5. The step of adjusting the Houndsfield unit scale is: The following formula, HUadj α,β = -T・(μ-max(μ β ,m α )) / (max(μ β ,m α )-min(μ β ,m α )) A step of adjusting the local attenuation value μ by It has, Here, T is the target value, and μ α μ is the local attenuation value for the first material, and β This is local damping for the second material, The method according to claim 4.
6. The method according to any one of claims 1 to 5, wherein the plurality of CT images include a plurality of single-energy spectral images.
7. A computer program having computer program code means configured to perform the method described in any one of claims 1 to 6 when executed on a computer.
8. In a system that processes CT data, A control unit configured to identify first and second materials of interest in CT data of multiple CT images, wherein at least one of the first and second materials of interest is neither air nor water, and the control unit and A data processor configuration configured to normalize the Hounsfield unit scale across the entire CT data for the first and second materials of interest such that the HU values for each of the first and second materials of interest are substantially constant across the plurality of CT images, wherein the normalization step is: The following formula, HU α,β = -T・(μ-μ β ) / (μ β -μ α ) A step of adjusting the local attenuation value μ by It has, Here, T is the target value, and μ α μ is the local attenuation value for the first material, and β This is local damping for the second material, system.

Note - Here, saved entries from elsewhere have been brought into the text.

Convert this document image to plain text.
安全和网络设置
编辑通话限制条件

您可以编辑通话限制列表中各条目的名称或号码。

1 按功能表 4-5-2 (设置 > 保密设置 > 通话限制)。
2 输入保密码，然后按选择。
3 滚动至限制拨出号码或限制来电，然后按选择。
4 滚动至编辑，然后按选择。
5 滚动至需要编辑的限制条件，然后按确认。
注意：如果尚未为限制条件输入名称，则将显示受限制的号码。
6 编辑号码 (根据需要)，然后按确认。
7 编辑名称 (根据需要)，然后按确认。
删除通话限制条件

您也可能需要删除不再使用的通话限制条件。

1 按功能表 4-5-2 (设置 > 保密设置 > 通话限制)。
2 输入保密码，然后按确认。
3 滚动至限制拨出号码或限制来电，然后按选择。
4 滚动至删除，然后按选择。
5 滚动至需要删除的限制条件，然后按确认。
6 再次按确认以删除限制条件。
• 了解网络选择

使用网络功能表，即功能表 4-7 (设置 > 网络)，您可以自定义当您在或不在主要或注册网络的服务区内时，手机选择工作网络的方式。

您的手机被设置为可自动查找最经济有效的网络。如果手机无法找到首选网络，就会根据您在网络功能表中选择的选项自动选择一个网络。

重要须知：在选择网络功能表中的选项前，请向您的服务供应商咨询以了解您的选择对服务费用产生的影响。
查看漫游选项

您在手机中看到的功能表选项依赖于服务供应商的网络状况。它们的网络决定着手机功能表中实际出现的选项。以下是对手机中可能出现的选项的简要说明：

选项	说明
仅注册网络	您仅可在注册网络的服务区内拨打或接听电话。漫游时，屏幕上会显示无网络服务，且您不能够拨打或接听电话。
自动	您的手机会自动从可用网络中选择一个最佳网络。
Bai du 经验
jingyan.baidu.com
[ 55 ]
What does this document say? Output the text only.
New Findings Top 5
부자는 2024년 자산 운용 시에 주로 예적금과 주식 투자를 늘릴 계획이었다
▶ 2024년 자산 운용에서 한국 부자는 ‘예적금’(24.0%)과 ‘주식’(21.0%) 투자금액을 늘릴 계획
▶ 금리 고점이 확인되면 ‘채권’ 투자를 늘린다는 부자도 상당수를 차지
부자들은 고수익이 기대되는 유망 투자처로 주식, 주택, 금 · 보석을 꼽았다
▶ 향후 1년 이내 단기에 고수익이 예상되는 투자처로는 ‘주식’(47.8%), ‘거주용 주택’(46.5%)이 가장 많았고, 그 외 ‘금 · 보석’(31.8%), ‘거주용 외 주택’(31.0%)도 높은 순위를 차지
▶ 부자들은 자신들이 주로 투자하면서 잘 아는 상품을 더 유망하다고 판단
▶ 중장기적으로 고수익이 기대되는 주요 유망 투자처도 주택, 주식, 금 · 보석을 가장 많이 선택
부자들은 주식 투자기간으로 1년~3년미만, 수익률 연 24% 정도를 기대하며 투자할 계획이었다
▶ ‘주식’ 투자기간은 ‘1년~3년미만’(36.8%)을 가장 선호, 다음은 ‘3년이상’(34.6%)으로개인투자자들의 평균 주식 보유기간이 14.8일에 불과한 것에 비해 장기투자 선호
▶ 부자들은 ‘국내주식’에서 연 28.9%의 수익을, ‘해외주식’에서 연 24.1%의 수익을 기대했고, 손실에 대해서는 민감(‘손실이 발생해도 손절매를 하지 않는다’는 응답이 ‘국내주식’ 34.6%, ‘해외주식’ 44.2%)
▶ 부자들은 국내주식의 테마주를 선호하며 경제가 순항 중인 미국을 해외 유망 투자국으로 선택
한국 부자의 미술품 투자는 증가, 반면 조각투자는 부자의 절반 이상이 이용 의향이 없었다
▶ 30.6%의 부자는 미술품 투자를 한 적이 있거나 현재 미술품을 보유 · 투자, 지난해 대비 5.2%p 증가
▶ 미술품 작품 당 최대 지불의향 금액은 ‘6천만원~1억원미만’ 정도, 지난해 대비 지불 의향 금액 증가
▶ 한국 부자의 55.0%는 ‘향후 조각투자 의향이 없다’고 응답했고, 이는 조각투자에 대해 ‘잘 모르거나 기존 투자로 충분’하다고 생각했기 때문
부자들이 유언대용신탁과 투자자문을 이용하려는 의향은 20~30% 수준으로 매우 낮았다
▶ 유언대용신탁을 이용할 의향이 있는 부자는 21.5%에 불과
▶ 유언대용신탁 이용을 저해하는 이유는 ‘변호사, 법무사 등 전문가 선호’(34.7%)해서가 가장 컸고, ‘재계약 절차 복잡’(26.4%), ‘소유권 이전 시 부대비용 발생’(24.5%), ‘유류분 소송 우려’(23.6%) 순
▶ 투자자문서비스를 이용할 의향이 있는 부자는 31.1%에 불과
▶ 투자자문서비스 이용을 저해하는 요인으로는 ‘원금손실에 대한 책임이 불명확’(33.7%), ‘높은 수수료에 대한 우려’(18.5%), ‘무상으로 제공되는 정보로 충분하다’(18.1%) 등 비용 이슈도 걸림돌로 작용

9. The system according to claim 8, wherein the first or second material of interest is one of iodine, bone, bone marrow, fat, iron, calcium, brain white matter, brain gray matter, gadolinium, gold, oxygen, xenon, neon, blood, uric acid, NaCl, or a combination thereof.
10. The aforementioned data processor configuration is: Adjust the Hounsfield unit scale for the first material of interest across the entire CT data so that the HU value for the first material of interest across the plurality of CT images is substantially equal to zero. The system according to claim 8 or 9, configured as follows.
11. The control unit is further configured to identify a third material of interest to the CT data, wherein the third material of interest differs from the first and second materials of interest. The aforementioned data processor configuration is: Determine whether the difference between the HU value for the third material of interest and the HU value for the first material of interest is non-zero across the multiple CT images. In response to determining that the difference is not non-zero across the plurality of CT images, the Hounsfield unit scale is adjusted for the first material of interest such that the difference between the HU value for the third material of interest and the HU for the first material of interest is non-zero across the plurality of CT images. It is configured in such a way. The system according to any one of claims 8 to 10.
12. Adjusting the aforementioned Houndsfield unit scale The following formula, HUadj α,β = -T・(μ-max(μ β ,m α )) / (max(μ β ,m α )-min(μ β ,m α )) By adjusting the local attenuation value μ, Includes, Here, T is the target value, and μ α μ is the local attenuation value for the first material, and β This is local damping for the second material, The system according to claim 8 or 9.
13. The system according to any one of claims 8 to 12, wherein the plurality of CT images include a plurality of single-energy spectral images.